Finding A Healthy Balance
You need a healthy balance of maintaining your basic needs, and doing something with your life that is meaningful, sustaining, and allows you access to positive, affirming people. You can work hard. Heck, you can work very hard, but if you are determined to ask a lot of your body, then you must be equally determined to take very good care of it, which includes recognizing your limitations, and responding with self-compassion. No matter how much more riveting it might seem to try to sprint to the finish, you cannot achieve wealth, long-term life-giving relationships, and the freedom to live as you would like by doing so. As any sprinter would, you can run really fast for a short time until your body gives, and literally forces you to rest until it can recover.
A Self-Compassion Motto To Ensure Daily Fulfillment Of Our Basic Needs
A really forward thinking and motivated 8 year old once asked me how he could get to a world where people took good care of themselves, and still lived in a fulfilling way. Both his parents worked very hard, and his heart was heavy from watching them come home so many days too tired to enjoy any of the things that they took pleasure in. 8-year-olds require directness, so I told him that you can’t, that we are stuck with this world, but that we can accept that we are exposed to certain pressures that don’t help us, and then be really creative and passionate about how we can take really good care of ourselves and others.

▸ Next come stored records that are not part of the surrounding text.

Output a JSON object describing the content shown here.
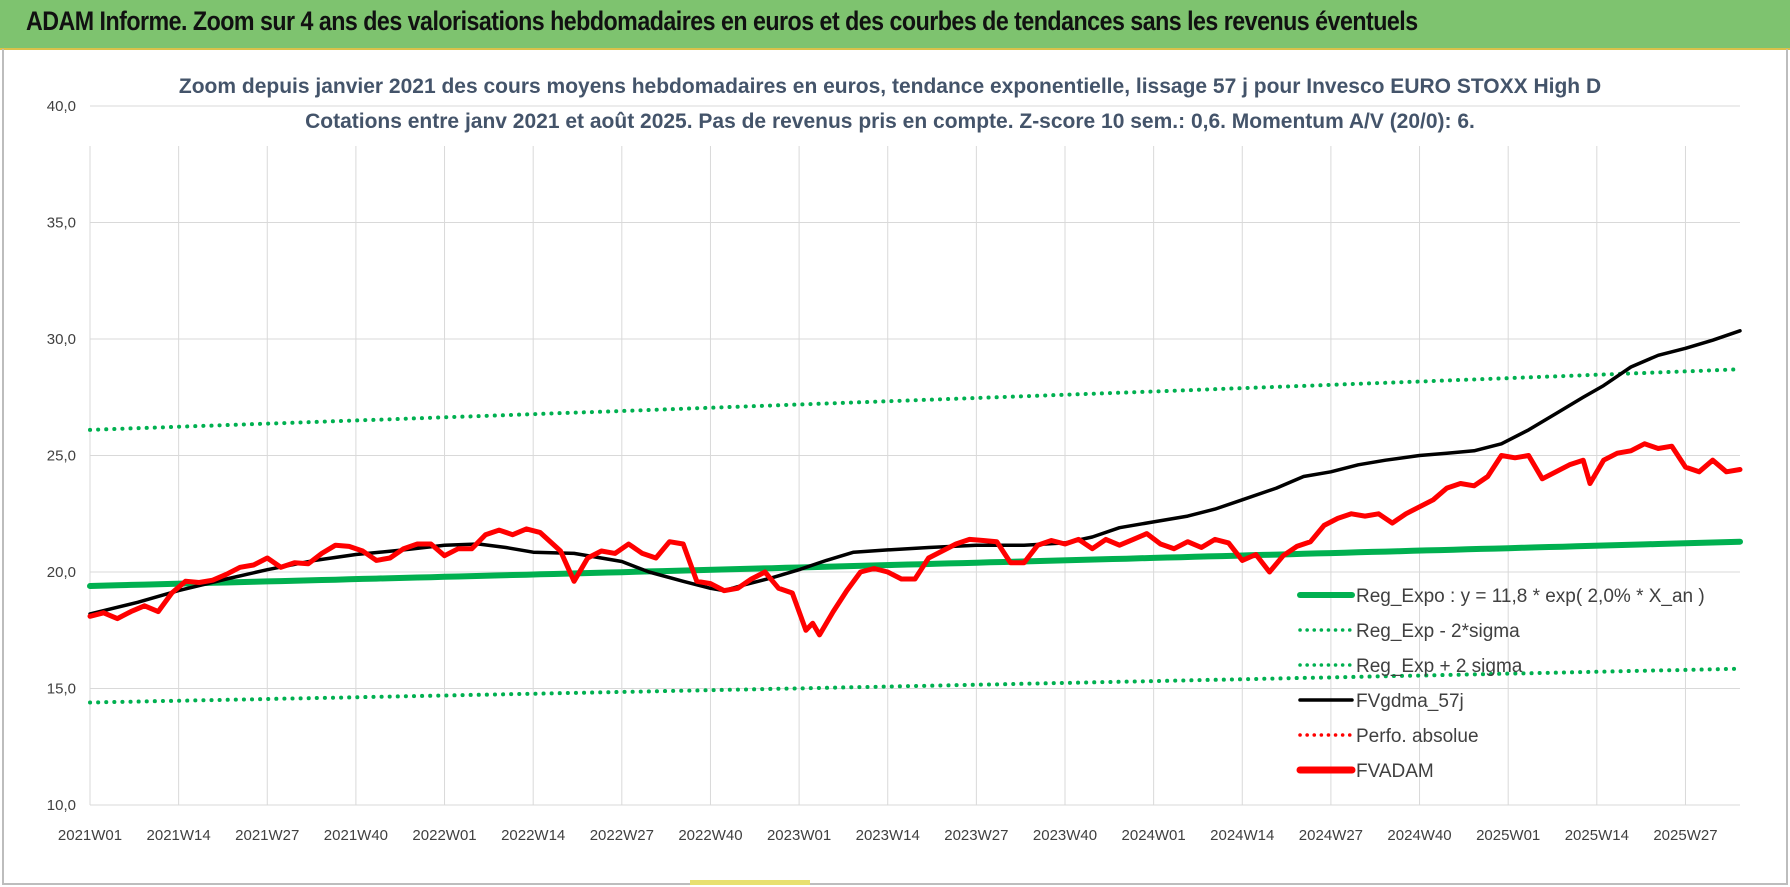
{
  "header": {
    "title": "ADAM Informe. Zoom sur 4 ans des valorisations hebdomadaires en euros et des courbes de tendances sans les revenus éventuels"
  },
  "colors": {
    "banner": "#7ec36f",
    "trend_green": "#00b050",
    "price_red": "#ff0000",
    "smooth_black": "#000000"
  },
  "chart_data": {
    "type": "line",
    "title_line1": "Zoom depuis janvier 2021 des cours moyens hebdomadaires en euros, tendance exponentielle, lissage 57 j pour Invesco EURO STOXX High D",
    "title_line2": "Cotations entre janv 2021 et août 2025. Pas de revenus pris en compte. Z-score 10 sem.: 0,6. Momentum A/V (20/0): 6.",
    "xlabel": "",
    "ylabel": "",
    "ylim": [
      10,
      40
    ],
    "yticks": [
      "10,0",
      "15,0",
      "20,0",
      "25,0",
      "30,0",
      "35,0",
      "40,0"
    ],
    "x_range": [
      "2021W01",
      "2025W35"
    ],
    "x_count": 243,
    "xtick_labels": [
      "2021W01",
      "2021W14",
      "2021W27",
      "2021W40",
      "2022W01",
      "2022W14",
      "2022W27",
      "2022W40",
      "2023W01",
      "2023W14",
      "2023W27",
      "2023W40",
      "2024W01",
      "2024W14",
      "2024W27",
      "2024W40",
      "2025W01",
      "2025W14",
      "2025W27"
    ],
    "xtick_step": 13,
    "grid": "vertical and horizontal",
    "legend_position": "bottom-right",
    "series": [
      {
        "name": "Reg_Expo : y = 11,8 * exp( 2,0% *  X_an )",
        "style": "solid-thick",
        "color": "#00b050",
        "points": [
          [
            "2021W01",
            19.4
          ],
          [
            "2025W35",
            21.3
          ]
        ]
      },
      {
        "name": "Reg_Exp - 2*sigma",
        "style": "dotted",
        "color": "#00b050",
        "points": [
          [
            "2021W01",
            26.1
          ],
          [
            "2025W35",
            28.7
          ]
        ]
      },
      {
        "name": "Reg_Exp + 2 sigma",
        "style": "dotted",
        "color": "#00b050",
        "points": [
          [
            "2021W01",
            14.4
          ],
          [
            "2025W35",
            15.85
          ]
        ]
      },
      {
        "name": "FVgdma_57j",
        "style": "solid",
        "color": "#000000",
        "points": [
          [
            "2021W01",
            18.2
          ],
          [
            "2021W08",
            18.7
          ],
          [
            "2021W14",
            19.2
          ],
          [
            "2021W21",
            19.7
          ],
          [
            "2021W27",
            20.1
          ],
          [
            "2021W34",
            20.5
          ],
          [
            "2021W40",
            20.75
          ],
          [
            "2021W47",
            20.95
          ],
          [
            "2022W01",
            21.15
          ],
          [
            "2022W06",
            21.2
          ],
          [
            "2022W10",
            21.05
          ],
          [
            "2022W14",
            20.85
          ],
          [
            "2022W20",
            20.8
          ],
          [
            "2022W27",
            20.45
          ],
          [
            "2022W31",
            20.0
          ],
          [
            "2022W36",
            19.6
          ],
          [
            "2022W40",
            19.3
          ],
          [
            "2022W42",
            19.2
          ],
          [
            "2022W45",
            19.45
          ],
          [
            "2022W49",
            19.75
          ],
          [
            "2023W01",
            20.1
          ],
          [
            "2023W05",
            20.5
          ],
          [
            "2023W09",
            20.85
          ],
          [
            "2023W14",
            20.95
          ],
          [
            "2023W20",
            21.05
          ],
          [
            "2023W27",
            21.15
          ],
          [
            "2023W34",
            21.15
          ],
          [
            "2023W40",
            21.25
          ],
          [
            "2023W44",
            21.5
          ],
          [
            "2023W48",
            21.9
          ],
          [
            "2024W01",
            22.15
          ],
          [
            "2024W06",
            22.4
          ],
          [
            "2024W10",
            22.7
          ],
          [
            "2024W14",
            23.1
          ],
          [
            "2024W19",
            23.6
          ],
          [
            "2024W23",
            24.1
          ],
          [
            "2024W27",
            24.3
          ],
          [
            "2024W31",
            24.6
          ],
          [
            "2024W35",
            24.8
          ],
          [
            "2024W40",
            25.0
          ],
          [
            "2024W44",
            25.1
          ],
          [
            "2024W48",
            25.2
          ],
          [
            "2024W52",
            25.5
          ],
          [
            "2025W04",
            26.1
          ],
          [
            "2025W08",
            26.8
          ],
          [
            "2025W12",
            27.5
          ],
          [
            "2025W15",
            28.0
          ],
          [
            "2025W19",
            28.8
          ],
          [
            "2025W23",
            29.3
          ],
          [
            "2025W27",
            29.6
          ],
          [
            "2025W31",
            29.95
          ],
          [
            "2025W35",
            30.35
          ]
        ]
      },
      {
        "name": "Perfo. absolue",
        "style": "dotted",
        "color": "#ff0000",
        "points": []
      },
      {
        "name": "FVADAM",
        "style": "solid-thick",
        "color": "#ff0000",
        "points": [
          [
            "2021W01",
            18.1
          ],
          [
            "2021W03",
            18.25
          ],
          [
            "2021W05",
            18.0
          ],
          [
            "2021W07",
            18.3
          ],
          [
            "2021W09",
            18.55
          ],
          [
            "2021W11",
            18.3
          ],
          [
            "2021W13",
            19.1
          ],
          [
            "2021W15",
            19.6
          ],
          [
            "2021W17",
            19.55
          ],
          [
            "2021W19",
            19.65
          ],
          [
            "2021W21",
            19.9
          ],
          [
            "2021W23",
            20.2
          ],
          [
            "2021W25",
            20.3
          ],
          [
            "2021W27",
            20.6
          ],
          [
            "2021W29",
            20.2
          ],
          [
            "2021W31",
            20.4
          ],
          [
            "2021W33",
            20.35
          ],
          [
            "2021W35",
            20.8
          ],
          [
            "2021W37",
            21.15
          ],
          [
            "2021W39",
            21.1
          ],
          [
            "2021W41",
            20.9
          ],
          [
            "2021W43",
            20.5
          ],
          [
            "2021W45",
            20.6
          ],
          [
            "2021W47",
            21.0
          ],
          [
            "2021W49",
            21.2
          ],
          [
            "2021W51",
            21.2
          ],
          [
            "2022W01",
            20.7
          ],
          [
            "2022W03",
            21.0
          ],
          [
            "2022W05",
            21.0
          ],
          [
            "2022W07",
            21.6
          ],
          [
            "2022W09",
            21.8
          ],
          [
            "2022W11",
            21.6
          ],
          [
            "2022W13",
            21.85
          ],
          [
            "2022W15",
            21.7
          ],
          [
            "2022W18",
            20.9
          ],
          [
            "2022W20",
            19.6
          ],
          [
            "2022W22",
            20.6
          ],
          [
            "2022W24",
            20.9
          ],
          [
            "2022W26",
            20.8
          ],
          [
            "2022W28",
            21.2
          ],
          [
            "2022W30",
            20.8
          ],
          [
            "2022W32",
            20.6
          ],
          [
            "2022W34",
            21.3
          ],
          [
            "2022W36",
            21.2
          ],
          [
            "2022W38",
            19.6
          ],
          [
            "2022W40",
            19.5
          ],
          [
            "2022W42",
            19.2
          ],
          [
            "2022W44",
            19.3
          ],
          [
            "2022W46",
            19.7
          ],
          [
            "2022W48",
            20.0
          ],
          [
            "2022W50",
            19.3
          ],
          [
            "2022W52",
            19.1
          ],
          [
            "2023W02",
            17.5
          ],
          [
            "2023W03",
            17.8
          ],
          [
            "2023W04",
            17.3
          ],
          [
            "2023W06",
            18.3
          ],
          [
            "2023W08",
            19.2
          ],
          [
            "2023W10",
            20.0
          ],
          [
            "2023W12",
            20.15
          ],
          [
            "2023W14",
            20.0
          ],
          [
            "2023W16",
            19.7
          ],
          [
            "2023W18",
            19.7
          ],
          [
            "2023W20",
            20.6
          ],
          [
            "2023W22",
            20.9
          ],
          [
            "2023W24",
            21.2
          ],
          [
            "2023W26",
            21.4
          ],
          [
            "2023W28",
            21.35
          ],
          [
            "2023W30",
            21.3
          ],
          [
            "2023W32",
            20.4
          ],
          [
            "2023W34",
            20.4
          ],
          [
            "2023W36",
            21.15
          ],
          [
            "2023W38",
            21.35
          ],
          [
            "2023W40",
            21.2
          ],
          [
            "2023W42",
            21.4
          ],
          [
            "2023W44",
            21.0
          ],
          [
            "2023W46",
            21.4
          ],
          [
            "2023W48",
            21.15
          ],
          [
            "2023W50",
            21.4
          ],
          [
            "2023W52",
            21.65
          ],
          [
            "2024W02",
            21.2
          ],
          [
            "2024W04",
            21.0
          ],
          [
            "2024W06",
            21.3
          ],
          [
            "2024W08",
            21.05
          ],
          [
            "2024W10",
            21.4
          ],
          [
            "2024W12",
            21.25
          ],
          [
            "2024W14",
            20.5
          ],
          [
            "2024W16",
            20.75
          ],
          [
            "2024W18",
            20.0
          ],
          [
            "2024W20",
            20.7
          ],
          [
            "2024W22",
            21.1
          ],
          [
            "2024W24",
            21.3
          ],
          [
            "2024W26",
            22.0
          ],
          [
            "2024W28",
            22.3
          ],
          [
            "2024W30",
            22.5
          ],
          [
            "2024W32",
            22.4
          ],
          [
            "2024W34",
            22.5
          ],
          [
            "2024W36",
            22.1
          ],
          [
            "2024W38",
            22.5
          ],
          [
            "2024W40",
            22.8
          ],
          [
            "2024W42",
            23.1
          ],
          [
            "2024W44",
            23.6
          ],
          [
            "2024W46",
            23.8
          ],
          [
            "2024W48",
            23.7
          ],
          [
            "2024W50",
            24.1
          ],
          [
            "2024W52",
            25.0
          ],
          [
            "2025W02",
            24.9
          ],
          [
            "2025W04",
            25.0
          ],
          [
            "2025W06",
            24.0
          ],
          [
            "2025W08",
            24.3
          ],
          [
            "2025W10",
            24.6
          ],
          [
            "2025W12",
            24.8
          ],
          [
            "2025W13",
            23.8
          ],
          [
            "2025W15",
            24.8
          ],
          [
            "2025W17",
            25.1
          ],
          [
            "2025W19",
            25.2
          ],
          [
            "2025W21",
            25.5
          ],
          [
            "2025W23",
            25.3
          ],
          [
            "2025W25",
            25.4
          ],
          [
            "2025W27",
            24.5
          ],
          [
            "2025W29",
            24.3
          ],
          [
            "2025W31",
            24.8
          ],
          [
            "2025W33",
            24.3
          ],
          [
            "2025W35",
            24.4
          ]
        ]
      }
    ]
  }
}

We came up with our own motto to help him remember how to practice this particular flavor of self-compassion: “Today is ok. Let’s take care of ourselves, and make it great.” Just hearing it makes me feel better. Whatever today is for you, it is ok. In other words, it is enough, but take a look at what you need to fulfill your basic needs to make it great because let’s be honest, you would settle for good, but you really want great. Great is just better.
365 Days Of Self-Compassion. Day 230. In The Books.